Nous devons vraiment les aider à (trouver) rapidement un logement permanent, dit-il. Si nous n’y parvenons pas, ils risquent de tomber dans la toxicomanie ou dans d’autres problèmes avec les personnes qui sont déjà dans notre service.

Sam Watts, debout et tenant un microphone.

Sam Watts, PDG de Mission Bon Accueil

Photo : Radio-Canada / Ivanoh Demers

Kicha Estimé déplore que, dans un contexte de pénurie de logements et de hausse des loyers, les migrants soient confrontés à des traitements abusifs de la part de certains propriétaires.

Lorsqu’ils apprennent que la personne est demandeuse d’asile, il semble qu’ils augmentent le loyer. Ensuite (les demandeurs d’asile) sont mal informés, car dans leur pays, ils paient le loyer à l’année, alors qu’ici, c’est au mois.

En revanche, cette population jouit d’une bonne réputation auprès des propriétaires, souligne Féquière Désir.
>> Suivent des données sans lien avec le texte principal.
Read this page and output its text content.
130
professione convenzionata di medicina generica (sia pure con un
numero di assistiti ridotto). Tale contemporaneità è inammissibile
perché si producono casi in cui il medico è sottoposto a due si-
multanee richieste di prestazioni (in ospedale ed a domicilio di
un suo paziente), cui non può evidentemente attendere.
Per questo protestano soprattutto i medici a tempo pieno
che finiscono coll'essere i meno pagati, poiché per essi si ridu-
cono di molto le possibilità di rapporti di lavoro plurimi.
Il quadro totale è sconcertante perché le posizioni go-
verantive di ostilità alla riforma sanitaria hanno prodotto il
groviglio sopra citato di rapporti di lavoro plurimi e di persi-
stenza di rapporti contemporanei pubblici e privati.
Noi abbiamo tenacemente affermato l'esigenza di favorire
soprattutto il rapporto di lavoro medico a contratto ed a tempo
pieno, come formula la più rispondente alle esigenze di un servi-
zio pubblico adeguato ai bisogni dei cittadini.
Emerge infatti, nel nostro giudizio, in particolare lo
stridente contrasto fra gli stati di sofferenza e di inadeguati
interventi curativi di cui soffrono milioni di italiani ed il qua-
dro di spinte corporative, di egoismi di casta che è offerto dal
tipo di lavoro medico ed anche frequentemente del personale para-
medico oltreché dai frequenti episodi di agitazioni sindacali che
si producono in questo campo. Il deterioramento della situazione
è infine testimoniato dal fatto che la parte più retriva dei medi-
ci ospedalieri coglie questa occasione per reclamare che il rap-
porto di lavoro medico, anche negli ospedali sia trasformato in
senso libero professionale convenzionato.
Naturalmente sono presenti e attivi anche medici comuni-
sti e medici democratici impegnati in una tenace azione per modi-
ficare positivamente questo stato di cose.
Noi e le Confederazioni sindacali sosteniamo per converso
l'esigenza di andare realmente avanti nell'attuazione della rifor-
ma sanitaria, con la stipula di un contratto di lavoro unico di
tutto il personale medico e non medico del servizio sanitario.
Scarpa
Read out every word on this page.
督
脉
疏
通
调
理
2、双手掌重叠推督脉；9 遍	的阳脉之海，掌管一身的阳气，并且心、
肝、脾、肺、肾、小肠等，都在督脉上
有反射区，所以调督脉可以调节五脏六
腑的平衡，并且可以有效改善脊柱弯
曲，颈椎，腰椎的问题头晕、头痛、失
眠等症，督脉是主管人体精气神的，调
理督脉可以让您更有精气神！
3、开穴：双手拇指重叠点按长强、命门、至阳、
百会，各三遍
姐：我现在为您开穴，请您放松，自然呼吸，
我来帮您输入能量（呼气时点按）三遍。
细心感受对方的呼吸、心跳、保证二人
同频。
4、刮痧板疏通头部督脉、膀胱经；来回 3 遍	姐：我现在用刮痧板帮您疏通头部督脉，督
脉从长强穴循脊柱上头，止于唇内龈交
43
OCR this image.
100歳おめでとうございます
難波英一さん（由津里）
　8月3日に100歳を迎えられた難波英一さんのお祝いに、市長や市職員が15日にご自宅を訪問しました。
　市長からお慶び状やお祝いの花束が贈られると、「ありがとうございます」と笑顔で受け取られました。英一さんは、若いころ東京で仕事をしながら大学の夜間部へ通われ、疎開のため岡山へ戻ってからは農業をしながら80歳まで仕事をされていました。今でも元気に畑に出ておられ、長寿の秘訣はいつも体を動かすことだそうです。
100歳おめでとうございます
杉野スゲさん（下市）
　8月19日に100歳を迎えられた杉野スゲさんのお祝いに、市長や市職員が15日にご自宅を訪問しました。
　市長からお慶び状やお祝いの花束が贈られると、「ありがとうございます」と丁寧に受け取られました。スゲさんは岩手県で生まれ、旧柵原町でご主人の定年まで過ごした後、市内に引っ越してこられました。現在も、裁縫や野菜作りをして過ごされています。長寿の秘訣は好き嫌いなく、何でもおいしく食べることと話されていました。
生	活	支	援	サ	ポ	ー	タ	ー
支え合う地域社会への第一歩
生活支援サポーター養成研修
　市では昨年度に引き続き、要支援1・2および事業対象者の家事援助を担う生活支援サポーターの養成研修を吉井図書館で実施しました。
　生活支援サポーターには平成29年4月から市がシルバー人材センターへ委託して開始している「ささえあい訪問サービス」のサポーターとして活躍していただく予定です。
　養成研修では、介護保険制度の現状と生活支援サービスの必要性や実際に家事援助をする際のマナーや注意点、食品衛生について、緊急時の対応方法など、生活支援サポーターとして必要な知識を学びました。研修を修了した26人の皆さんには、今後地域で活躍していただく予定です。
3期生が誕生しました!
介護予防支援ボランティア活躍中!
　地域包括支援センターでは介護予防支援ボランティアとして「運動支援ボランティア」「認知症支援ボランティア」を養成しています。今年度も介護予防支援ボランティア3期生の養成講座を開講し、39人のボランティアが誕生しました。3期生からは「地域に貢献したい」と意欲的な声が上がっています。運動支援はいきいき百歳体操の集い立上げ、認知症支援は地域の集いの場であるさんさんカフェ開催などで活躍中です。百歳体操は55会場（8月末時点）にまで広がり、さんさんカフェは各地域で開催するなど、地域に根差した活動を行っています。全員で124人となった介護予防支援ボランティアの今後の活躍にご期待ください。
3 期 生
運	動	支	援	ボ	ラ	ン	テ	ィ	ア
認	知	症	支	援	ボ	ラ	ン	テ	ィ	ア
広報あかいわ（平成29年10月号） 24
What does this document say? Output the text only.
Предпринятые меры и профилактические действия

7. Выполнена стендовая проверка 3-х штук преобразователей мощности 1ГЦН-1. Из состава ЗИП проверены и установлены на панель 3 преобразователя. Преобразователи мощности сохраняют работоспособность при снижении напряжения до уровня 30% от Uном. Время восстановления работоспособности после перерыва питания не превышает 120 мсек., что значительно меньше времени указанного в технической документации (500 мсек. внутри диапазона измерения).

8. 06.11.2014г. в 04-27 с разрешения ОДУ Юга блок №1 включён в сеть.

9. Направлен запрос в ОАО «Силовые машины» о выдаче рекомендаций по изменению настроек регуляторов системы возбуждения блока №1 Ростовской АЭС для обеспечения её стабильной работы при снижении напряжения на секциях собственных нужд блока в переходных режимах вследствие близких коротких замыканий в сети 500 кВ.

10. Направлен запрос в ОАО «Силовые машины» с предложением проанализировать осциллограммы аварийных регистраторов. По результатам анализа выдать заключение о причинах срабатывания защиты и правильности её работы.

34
Ils veulent des gens plus calmes, des gens qui ne consomment pas, et souvent, les demandeurs d’asile ou les réfugiés ne consomment pas, donc on peut les envoyer dans différents endroits.note-t-il.

Le ministère de la Santé et des Services sociaux du Québec affirme avoir dépensé plus de 32 millions de dollars pour héberger temporairement des demandeurs d’asile en 2022 et 2023.

Selon le ministère, le gouvernement fédéral doit désormais s’occuper des besoins excédentaires d’accueil des migrants.